A first-time flyer in China opened an emergency exit after mistaking it for the bathroom door, local media reported

An Air China Airbus A320 similar to the one involved in the incident with a first-time flyer opening an emergency exit.

An Air China flight was canceled after a passenger accidentally opened an emergency exit.Local media reported the first-time flyer confused the exit for a bathroom door, citing officials.The incident took place on a flight due to fly from the eastern city of Quzhou to Chengdu in China’s west.

A passenger opened an emergency exit after mistaking it for the bathroom door, according to Chinese media reports, which cited local officials.

Data from Flightradar24 shows last Thursday’s Air China flight from Quzhou in eastern China to Chengdu in the western Sichuan region was canceled.

According to the Chongqing Morning Post, authorities at Quzhou Airport confirmed that the passenger was flying for the first time and believed the door led to the bathroom.

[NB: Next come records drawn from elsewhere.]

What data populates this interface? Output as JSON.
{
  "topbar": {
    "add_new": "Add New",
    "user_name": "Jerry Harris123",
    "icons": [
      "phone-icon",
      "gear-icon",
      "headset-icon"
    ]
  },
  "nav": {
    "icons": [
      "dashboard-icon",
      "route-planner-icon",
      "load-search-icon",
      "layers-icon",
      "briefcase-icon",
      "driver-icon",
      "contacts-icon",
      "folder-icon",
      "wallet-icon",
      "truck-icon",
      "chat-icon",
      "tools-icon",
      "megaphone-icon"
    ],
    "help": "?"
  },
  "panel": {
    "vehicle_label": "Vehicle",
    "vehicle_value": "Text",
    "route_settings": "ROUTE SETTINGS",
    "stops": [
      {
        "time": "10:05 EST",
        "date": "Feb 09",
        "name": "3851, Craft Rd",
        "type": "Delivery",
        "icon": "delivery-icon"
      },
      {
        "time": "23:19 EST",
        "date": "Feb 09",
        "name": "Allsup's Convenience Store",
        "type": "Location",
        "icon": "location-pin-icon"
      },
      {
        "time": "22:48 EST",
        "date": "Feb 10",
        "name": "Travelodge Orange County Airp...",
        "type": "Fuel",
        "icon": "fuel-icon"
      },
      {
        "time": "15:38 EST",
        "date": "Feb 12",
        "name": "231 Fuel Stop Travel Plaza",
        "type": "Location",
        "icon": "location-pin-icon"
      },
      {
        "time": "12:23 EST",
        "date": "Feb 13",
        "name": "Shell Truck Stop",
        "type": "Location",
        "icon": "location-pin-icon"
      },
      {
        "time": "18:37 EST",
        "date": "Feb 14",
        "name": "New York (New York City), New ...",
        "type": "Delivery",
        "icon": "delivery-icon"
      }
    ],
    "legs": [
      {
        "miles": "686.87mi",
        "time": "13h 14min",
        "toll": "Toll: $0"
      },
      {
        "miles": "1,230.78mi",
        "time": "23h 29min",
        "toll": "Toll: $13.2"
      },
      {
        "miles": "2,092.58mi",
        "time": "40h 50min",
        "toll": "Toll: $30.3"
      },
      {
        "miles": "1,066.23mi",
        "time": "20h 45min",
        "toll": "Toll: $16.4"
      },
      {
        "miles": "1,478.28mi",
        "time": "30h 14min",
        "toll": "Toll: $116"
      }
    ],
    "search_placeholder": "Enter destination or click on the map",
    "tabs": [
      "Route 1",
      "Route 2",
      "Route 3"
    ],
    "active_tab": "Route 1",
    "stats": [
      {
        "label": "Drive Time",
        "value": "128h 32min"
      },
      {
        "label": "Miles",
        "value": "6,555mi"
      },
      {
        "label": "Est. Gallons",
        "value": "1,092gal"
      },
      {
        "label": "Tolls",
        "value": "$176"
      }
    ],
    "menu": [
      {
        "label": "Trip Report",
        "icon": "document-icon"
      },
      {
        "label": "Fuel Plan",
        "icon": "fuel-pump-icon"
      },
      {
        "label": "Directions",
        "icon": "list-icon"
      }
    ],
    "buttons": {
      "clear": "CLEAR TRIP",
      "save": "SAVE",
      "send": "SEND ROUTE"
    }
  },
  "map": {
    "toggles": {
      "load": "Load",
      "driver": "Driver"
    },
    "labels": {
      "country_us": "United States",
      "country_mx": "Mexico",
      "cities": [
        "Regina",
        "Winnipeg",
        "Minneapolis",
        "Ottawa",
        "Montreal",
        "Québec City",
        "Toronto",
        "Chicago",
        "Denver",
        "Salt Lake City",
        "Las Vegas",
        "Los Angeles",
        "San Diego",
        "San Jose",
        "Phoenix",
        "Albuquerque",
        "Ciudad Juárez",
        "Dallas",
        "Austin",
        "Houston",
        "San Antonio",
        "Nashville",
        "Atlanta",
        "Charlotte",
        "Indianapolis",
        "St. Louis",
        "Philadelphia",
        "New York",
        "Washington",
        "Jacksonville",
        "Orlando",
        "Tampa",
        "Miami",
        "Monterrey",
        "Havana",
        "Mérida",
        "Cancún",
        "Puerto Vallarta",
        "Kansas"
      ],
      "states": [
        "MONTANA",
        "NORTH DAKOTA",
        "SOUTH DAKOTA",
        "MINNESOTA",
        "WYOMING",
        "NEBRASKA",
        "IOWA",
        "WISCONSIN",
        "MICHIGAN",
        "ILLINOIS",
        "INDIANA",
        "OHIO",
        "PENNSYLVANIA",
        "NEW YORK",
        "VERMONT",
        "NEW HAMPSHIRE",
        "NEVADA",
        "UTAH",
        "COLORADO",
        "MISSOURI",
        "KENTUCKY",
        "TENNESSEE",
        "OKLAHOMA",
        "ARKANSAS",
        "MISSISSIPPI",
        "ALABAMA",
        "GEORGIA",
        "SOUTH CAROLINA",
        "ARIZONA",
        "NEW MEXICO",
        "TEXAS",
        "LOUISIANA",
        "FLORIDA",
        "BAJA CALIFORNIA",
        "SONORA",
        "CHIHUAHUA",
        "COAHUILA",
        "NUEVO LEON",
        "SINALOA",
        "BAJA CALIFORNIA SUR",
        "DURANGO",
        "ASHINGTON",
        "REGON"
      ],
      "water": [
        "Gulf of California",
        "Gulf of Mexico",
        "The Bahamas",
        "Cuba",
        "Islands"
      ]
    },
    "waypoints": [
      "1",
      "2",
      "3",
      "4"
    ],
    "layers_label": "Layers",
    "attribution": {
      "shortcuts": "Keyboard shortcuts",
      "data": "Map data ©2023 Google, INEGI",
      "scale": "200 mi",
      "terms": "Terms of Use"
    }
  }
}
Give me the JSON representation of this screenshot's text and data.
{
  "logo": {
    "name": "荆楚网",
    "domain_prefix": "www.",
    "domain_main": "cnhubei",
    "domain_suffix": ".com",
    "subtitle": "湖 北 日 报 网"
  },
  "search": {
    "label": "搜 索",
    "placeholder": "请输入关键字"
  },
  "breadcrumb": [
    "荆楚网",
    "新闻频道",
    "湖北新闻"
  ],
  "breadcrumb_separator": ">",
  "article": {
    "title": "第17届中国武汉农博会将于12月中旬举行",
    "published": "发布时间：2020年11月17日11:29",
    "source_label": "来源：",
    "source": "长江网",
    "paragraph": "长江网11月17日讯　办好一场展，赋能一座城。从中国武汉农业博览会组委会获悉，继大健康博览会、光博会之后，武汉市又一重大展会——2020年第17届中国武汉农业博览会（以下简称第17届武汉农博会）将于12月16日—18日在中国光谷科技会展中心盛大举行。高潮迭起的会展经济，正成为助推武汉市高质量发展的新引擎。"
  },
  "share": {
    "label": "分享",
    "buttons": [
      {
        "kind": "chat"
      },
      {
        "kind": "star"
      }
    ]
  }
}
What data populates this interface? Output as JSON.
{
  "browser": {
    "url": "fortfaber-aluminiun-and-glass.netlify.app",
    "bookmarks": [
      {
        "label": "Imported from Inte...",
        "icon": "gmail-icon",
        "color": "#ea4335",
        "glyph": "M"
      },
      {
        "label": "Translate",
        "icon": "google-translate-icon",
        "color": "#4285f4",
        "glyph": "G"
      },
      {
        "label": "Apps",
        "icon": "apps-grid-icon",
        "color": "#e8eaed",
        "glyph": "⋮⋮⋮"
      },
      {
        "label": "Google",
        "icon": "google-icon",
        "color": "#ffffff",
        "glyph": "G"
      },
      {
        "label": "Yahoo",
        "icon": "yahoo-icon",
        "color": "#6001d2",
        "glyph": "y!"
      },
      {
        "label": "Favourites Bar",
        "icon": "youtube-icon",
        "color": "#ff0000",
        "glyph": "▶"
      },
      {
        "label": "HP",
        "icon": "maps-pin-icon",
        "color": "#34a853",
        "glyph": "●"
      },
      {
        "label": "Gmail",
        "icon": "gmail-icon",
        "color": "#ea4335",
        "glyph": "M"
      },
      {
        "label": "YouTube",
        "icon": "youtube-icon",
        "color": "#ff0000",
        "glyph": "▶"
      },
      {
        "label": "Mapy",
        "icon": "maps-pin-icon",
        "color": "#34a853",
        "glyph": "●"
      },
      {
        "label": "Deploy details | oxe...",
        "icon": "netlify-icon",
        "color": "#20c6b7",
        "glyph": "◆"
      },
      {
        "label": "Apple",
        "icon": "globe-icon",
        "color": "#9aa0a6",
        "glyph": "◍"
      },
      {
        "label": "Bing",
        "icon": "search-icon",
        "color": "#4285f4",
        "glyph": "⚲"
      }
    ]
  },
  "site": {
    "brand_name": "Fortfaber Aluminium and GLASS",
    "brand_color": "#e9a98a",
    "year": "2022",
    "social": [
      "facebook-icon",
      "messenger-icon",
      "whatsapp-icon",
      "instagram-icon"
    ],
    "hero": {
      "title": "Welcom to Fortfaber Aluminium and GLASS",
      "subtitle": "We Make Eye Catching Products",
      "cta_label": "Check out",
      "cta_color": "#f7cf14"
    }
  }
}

A screenshot of a Chinese flight-tracking app showed that the flight was canceled due to “passenger reasons. An image of an Airbus A320 with an emergency slide deployed, purported to be the plane involved in the incident, was shared by local outlets and circulated on social media.

An Air China flight bound for Chengdu was abruptly cancelled after a passenger, mistaking an emergency exit for the lavatory, inadvertently deployed the Airbus A320 aircraft’s emergency slide at Quzhou Airport in Zhejiang province.

The incident occurred on board Air China’s… pic.twitter.com/2sHB4wOBCS

— FL360aero (@fl360aero) July 8, 2024

According to the long-running Chinese newspaper Guangming Daily, Air China rescheduled the flight for the following day, July 5.

Flightradar data shows the following day’s flight departing at 10:22 p.m., around one hour and 40 minutes late, and landing around an hour late at 12:31 a.m. on July 6.

One passenger told the outlet that flyers were offered compensation of 400 yuan ($55).

Air China did not respond to a request for comment from Business Insider.

This isn’t the first time that a new flyer has made a mistake in China.

In March, a China Southern Airlines passenger threw coins into an Airbus A350 engine, prompting the airline to post a warning on social media. Similar incidents were reported in 2017 and 2019, with the latter resulting in a lawsuit for $21,000.

Other passengers have also had problems with the emergency exits. In January, an Air Canada traveler boarded a Boeing 777 and then opened a door before falling onto the tarmac.